Kedua, Markas Istanbul, bertugas memainkan peranan jangka pendek, yaitu
memukul telak khalifah.
Kedubes negara Eropa pun mulai aktif menjalin hubungan dengan orang
Arab. Di Kairo dibentuk Partai Desentralisasi yang diketuai Rofiqul
'Adzim. Di Beirut, Komite Reformasi dan Forum Literal dibentuk. Inggris
dan Prancis mulai menyusup ke tengah orang Arab yang memperjuangkan
nasionalisme. Pada 8 Juni 1913 M, para pemuda Arab berkongres di Paris
dan mengumumkan nasionalisme Arab. Dokumen yang ditemukan di Konsulat
Prancis di Damsyik telah membongkar rencana pengkhianatan kepada
khalifah yang didukung Inggris dan Prancis.
Di Markas Istanbul, negara-negara Eropa tak hanya puas merusak
putra-putri umat Islam di sekolah dan universitas lewat propaganda.
Mereka ingin memukul khalifah dari dekat secara telak. Caranya ialah
mengubah sistem pemerintahan dan hukum Islam dengan sistem pemerintahan
Barat dan hukum kufur. Kampanye mulai dilakukan Rasyid Pasha, MenLu
zaman Sultan Abdul Mejid II (1839 M). Tahun itu juga, Naskah
Terhormat(Kholkhonah) yang dijiplak dari UU di Eropa diperkenalkan.

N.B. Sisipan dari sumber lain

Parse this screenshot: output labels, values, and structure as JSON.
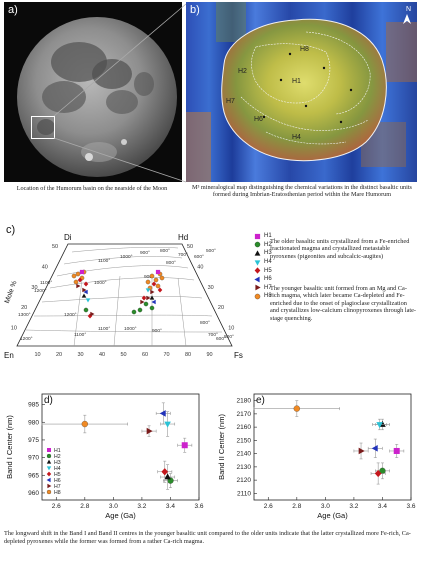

Tahun 1855 M, negara-negara Eropa khususnya Inggris memaksa khalifah
Utsmani mengamandemen UUD, sehingga dikeluarkanlah Naskah Hemayun (11
Februari 1855 M). Midhat Pasha, salah satu anggota Kebatinan Bebas
diangkat jadi perdana menteri (1 September 1876 M). Ia membentuk panitia
Ad Hoc menyusun UUD menurut Konstitusi Belgia. Inilah yang dikenal
dengan Konstitusi 1876. Namun, konstitusi ini ditolak Sultan Abdul Hamid
II dan Sublime Port pun enggan melaksanakannya karena dinilai
bertentangan dengan syari'at. Midhat Pasha pun dipecat dari kedudukan
perdana menteri. Turki Muda yang berpusat di Salonika pusat komunitas
Yahudi Dunamah memberontak (1908 M). Khalifah dipaksanya yang
menjalankan keputusan Konferensi Berlin mengumumkan UUD yang diumumkan
Turki Muda di Salonika, lalu dibukukanlah parlemen yang pertama dalam
khalifah Turki Utsmani (17 November 1908 M). Bekerja sama dengan
syaikhul Islam, Sultan Abdul Hamid II dipecat dari jabatannya, dan
dibuang ke Salonika. Sejak itu sistem pemerintahan Islam berakhir.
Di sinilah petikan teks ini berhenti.